God save the King is a pretty odd thing for any nation of well-educated grownups to say, and mean, in this century. Give it off to collective dynamics. Maybe. Still, they did it all very, very well, and I bow, curtsy and genuflect as best American guy can. Never again shall we see the chills-producing majesty of that awesome (in that word’s true meaning) march down the 2.64 mile, 360 plus year old Long Walk to Windsor Castle. The anachronism of the British monarchy went out with a perfectly choreographed flourish. And that is this month’s true and enduring historical event.

2 thoughts on “One Big Thing

  1. Rather than argue the truism that “there will always be an England,” I have opted to study Isaiah Berlin instead. And by study, does 10 minutes on Wikipedia count?
    If so, Berlin sought to “divide writers and thinkers into two categories: hedgehogs, who view the world through the lens of a single defining idea (examples given include Plato), and foxes, who draw on a wide variety of experiences and for whom the world cannot be boiled down to a single idea.”
    Do you suppose the foxes will continually invent ways to exclude the working man from elevating himself?


    • If you’ll give me that ten Wikipedia minutes is worth about an hour and a half of The Joy of Macrame on YouTube, then yes, I’m gonna say ten minutes on Wikipedia qualifies anybody as an Isaiah Berlin scholar.

      I suppose the hedgehog’s one big idea, its money, and how to preserve it, won’t be upended from the arc of history anytime soon. The working man is gonna have to rise up. But it has ever been, and remains, thus.

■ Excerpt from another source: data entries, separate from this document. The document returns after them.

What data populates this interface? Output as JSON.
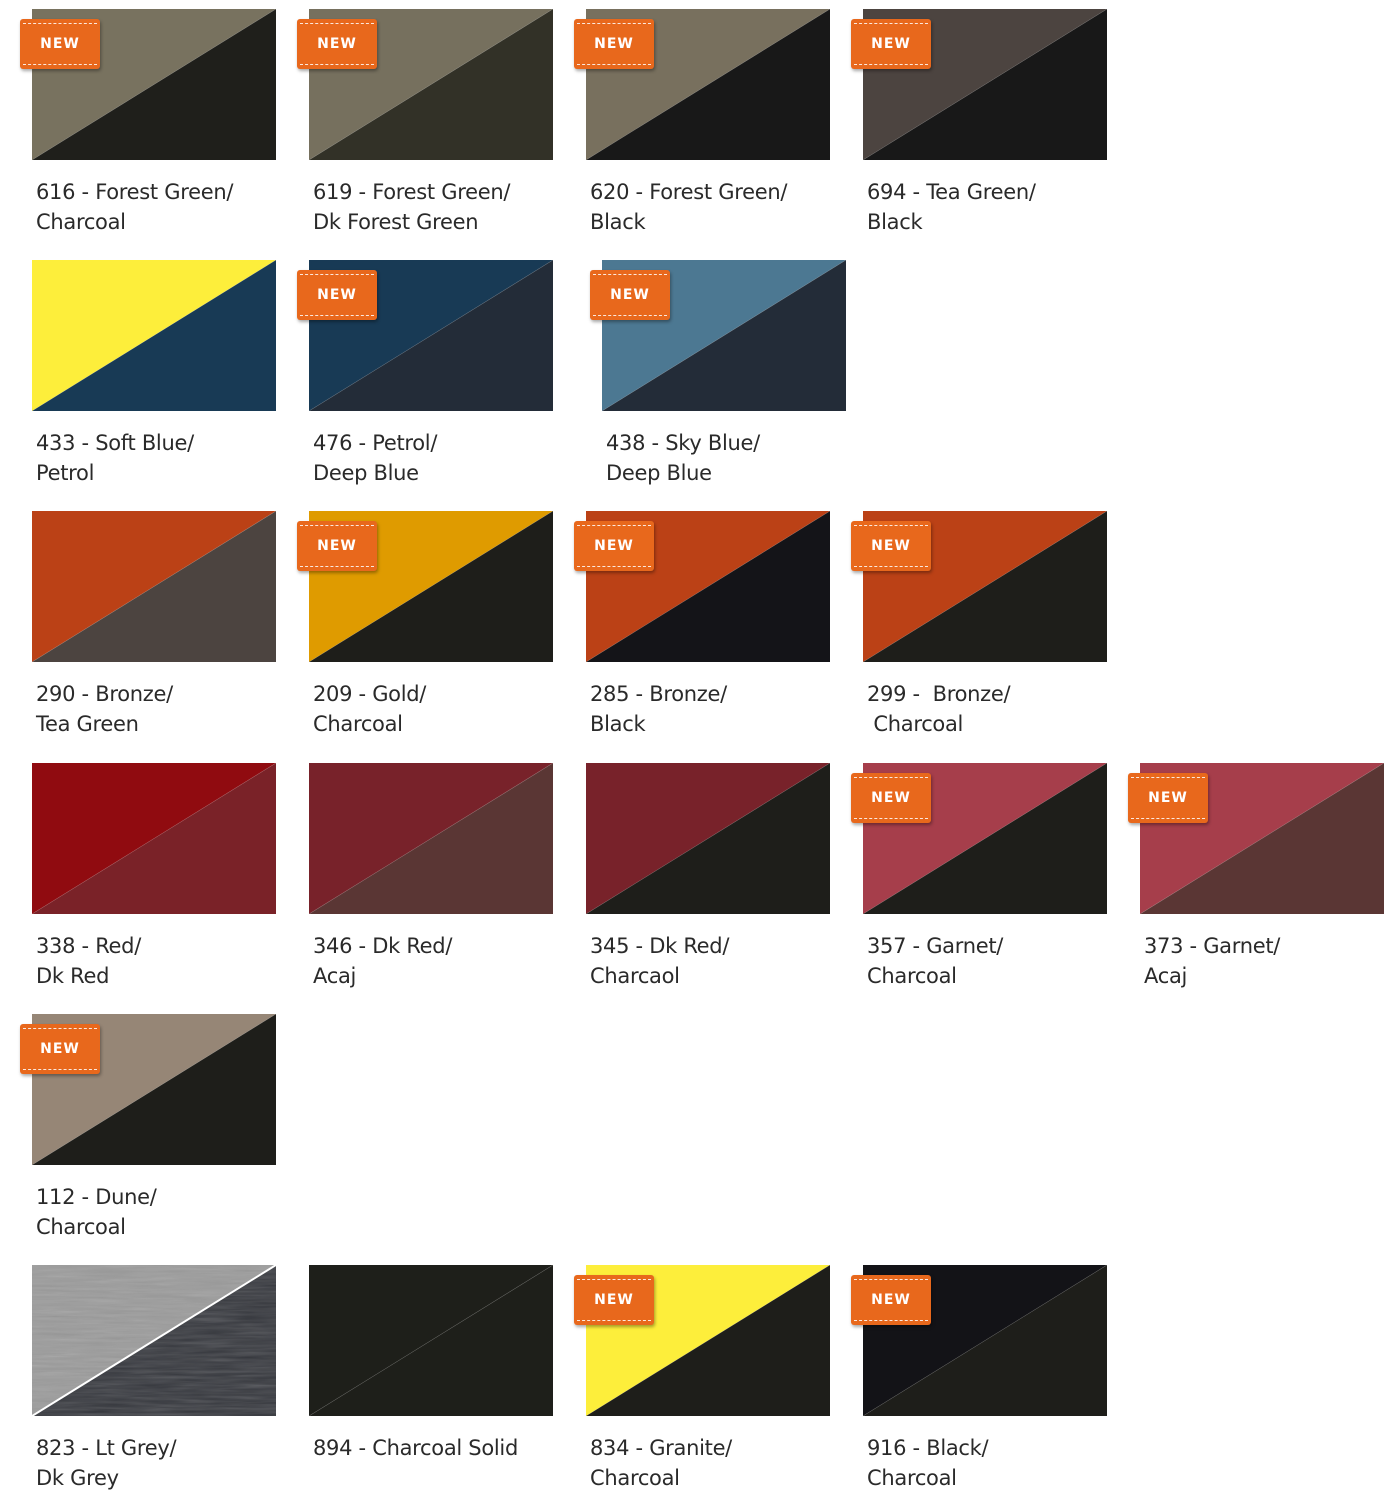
{
  "badge_label": "NEW",
  "swatches": [
    {
      "code": "616",
      "line1": "616 - Forest Green/",
      "line2": "Charcoal",
      "color_a": "#78725f",
      "color_b": "#1f1f1b",
      "is_new": true
    },
    {
      "code": "619",
      "line1": "619 - Forest Green/",
      "line2": "Dk Forest Green",
      "color_a": "#76705e",
      "color_b": "#323127",
      "is_new": true
    },
    {
      "code": "620",
      "line1": "620 - Forest Green/",
      "line2": "Black",
      "color_a": "#78705e",
      "color_b": "#181818",
      "is_new": true
    },
    {
      "code": "694",
      "line1": "694 - Tea Green/",
      "line2": "Black",
      "color_a": "#4c4440",
      "color_b": "#181818",
      "is_new": true
    },
    {
      "code": "433",
      "line1": "433 - Soft Blue/",
      "line2": "Petrol",
      "color_a": "#fdee3b",
      "color_b": "#183a55",
      "is_new": false
    },
    {
      "code": "476",
      "line1": "476 - Petrol/",
      "line2": "Deep Blue",
      "color_a": "#183a55",
      "color_b": "#232c38",
      "is_new": true
    },
    {
      "code": "438",
      "line1": "438 - Sky Blue/",
      "line2": "Deep Blue",
      "color_a": "#4c7892",
      "color_b": "#232c38",
      "is_new": true
    },
    {
      "code": "290",
      "line1": "290 - Bronze/",
      "line2": "Tea Green",
      "color_a": "#bb4116",
      "color_b": "#4c4440",
      "is_new": false
    },
    {
      "code": "209",
      "line1": "209 - Gold/",
      "line2": "Charcoal",
      "color_a": "#df9b00",
      "color_b": "#1e1e1a",
      "is_new": true
    },
    {
      "code": "285",
      "line1": "285 - Bronze/",
      "line2": "Black",
      "color_a": "#bb4116",
      "color_b": "#141418",
      "is_new": true
    },
    {
      "code": "299",
      "line1": "299 -  Bronze/",
      "line2": " Charcoal",
      "color_a": "#bb4116",
      "color_b": "#1e1e1a",
      "is_new": true
    },
    {
      "code": "338",
      "line1": "338 - Red/",
      "line2": "Dk Red",
      "color_a": "#900b10",
      "color_b": "#7a2228",
      "is_new": false
    },
    {
      "code": "346",
      "line1": "346 - Dk Red/",
      "line2": "Acaj",
      "color_a": "#78222a",
      "color_b": "#5a3634",
      "is_new": false
    },
    {
      "code": "345",
      "line1": "345 - Dk Red/",
      "line2": "Charcaol",
      "color_a": "#78222a",
      "color_b": "#1e1e1a",
      "is_new": false
    },
    {
      "code": "357",
      "line1": "357 - Garnet/",
      "line2": "Charcoal",
      "color_a": "#a63e4b",
      "color_b": "#1e1e1a",
      "is_new": true
    },
    {
      "code": "373",
      "line1": "373 - Garnet/",
      "line2": "Acaj",
      "color_a": "#a63e4b",
      "color_b": "#5a3634",
      "is_new": true
    },
    {
      "code": "112",
      "line1": "112 - Dune/",
      "line2": "Charcoal",
      "color_a": "#968676",
      "color_b": "#1e1e1a",
      "is_new": true
    },
    {
      "code": "823",
      "line1": "823 - Lt Grey/",
      "line2": "Dk Grey",
      "color_a": "#9a9a9a",
      "color_b": "#34363c",
      "is_new": false,
      "heather": true
    },
    {
      "code": "894",
      "line1": "894 - Charcoal Solid",
      "line2": "",
      "color_a": "#1e1f1a",
      "color_b": "#1e1f1a",
      "is_new": false
    },
    {
      "code": "834",
      "line1": "834 - Granite/",
      "line2": "Charcoal",
      "color_a": "#fdee3b",
      "color_b": "#1e1e1a",
      "is_new": true
    },
    {
      "code": "916",
      "line1": "916 - Black/",
      "line2": "Charcoal",
      "color_a": "#131317",
      "color_b": "#1e1e1a",
      "is_new": true
    }
  ]
}
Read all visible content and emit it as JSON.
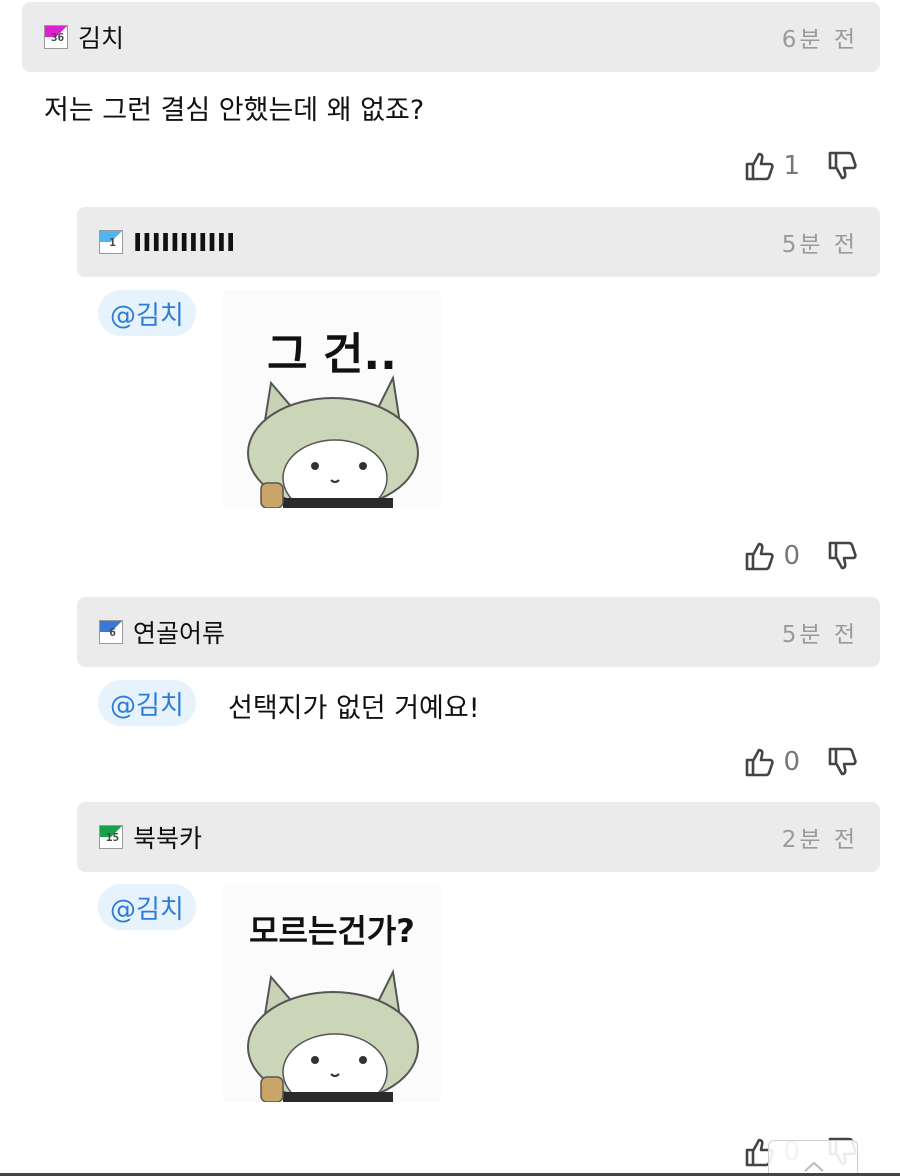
{
  "comments": [
    {
      "level": "36",
      "level_color": "#e020d0",
      "nickname": "김치",
      "time": "6분 전",
      "text": "저는 그런 결심 안했는데 왜 없죠?",
      "likes": "1"
    },
    {
      "level": "1",
      "level_color": "#4fb4f0",
      "nickname": "IIIIIIIIIII",
      "time": "5분 전",
      "mention": "@김치",
      "sticker_caption": "그 건..",
      "likes": "0"
    },
    {
      "level": "6",
      "level_color": "#3a78d8",
      "nickname": "연골어류",
      "time": "5분 전",
      "mention": "@김치",
      "text": "선택지가 없던 거예요!",
      "likes": "0"
    },
    {
      "level": "15",
      "level_color": "#1aa04a",
      "nickname": "북북카",
      "time": "2분 전",
      "mention": "@김치",
      "sticker_caption": "모르는건가?",
      "likes": "0"
    }
  ],
  "icons": {
    "like": "thumbs-up-icon",
    "dislike": "thumbs-down-icon"
  }
}
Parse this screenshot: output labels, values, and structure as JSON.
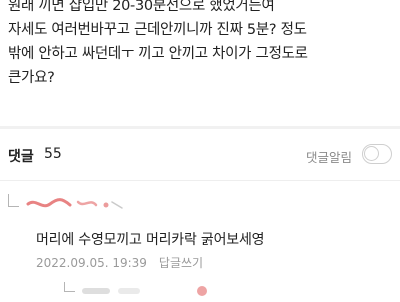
{
  "post": {
    "lines": [
      "원래 끼면 샵입만 20-30분선으로 했었거든여",
      "자세도 여러번바꾸고 근데안끼니까 진짜 5분? 정도",
      "밖에 안하고 싸던데ㅜ 끼고 안끼고 차이가 그정도로",
      "큰가요?"
    ]
  },
  "comments_header": {
    "label": "댓글",
    "count": "55",
    "alarm_label": "댓글알림",
    "alarm_on": false
  },
  "comment": {
    "text": "머리에 수영모끼고 머리카락 굵어보세영",
    "date": "2022.09.05. 19:39",
    "reply_label": "답글쓰기"
  },
  "colors": {
    "text": "#222222",
    "muted": "#9a9a9a",
    "divider": "#f1f1f1",
    "redaction": "#e05a5a"
  }
}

      As a fox, I expect to remain ineffectual. I will continue to fret about this Bolsonaro thing down in Brazil next weekend, and how evil any coalition Meloni can cobble together might be, and (hand wring) oh my, Norway is now guarding its pipelines with soldiers, and is that pipeline explosion further Russian subterfuge or what, and I hear there are demonstrations against the pro-European government in Chisnau and can we undermine Russia’s little outlying colony of Serbia and can William Ruto grab traction as a self-styled hustler in Kenya, an evangelical Christian in east Africa between fellow evangelical Abiy Ahmed in Ethiopia to the north and Muslim Samia Suluhu Hassan, to the south, and will Turkey’s Erdogan hurry up and relent to Finland and Sweden in NATO or is his ultimate price the US F-35s he has coveted and been denied for – as a NATO country – buying air defense capability from Russia, and what about this whole Taiwan thing!?

      By the time I work through all my fears, that asteroid, or Swiss glacial melting, or the injustice of a World Cup built on slave labor – just a few months away – may have done us all in. Or so I fret.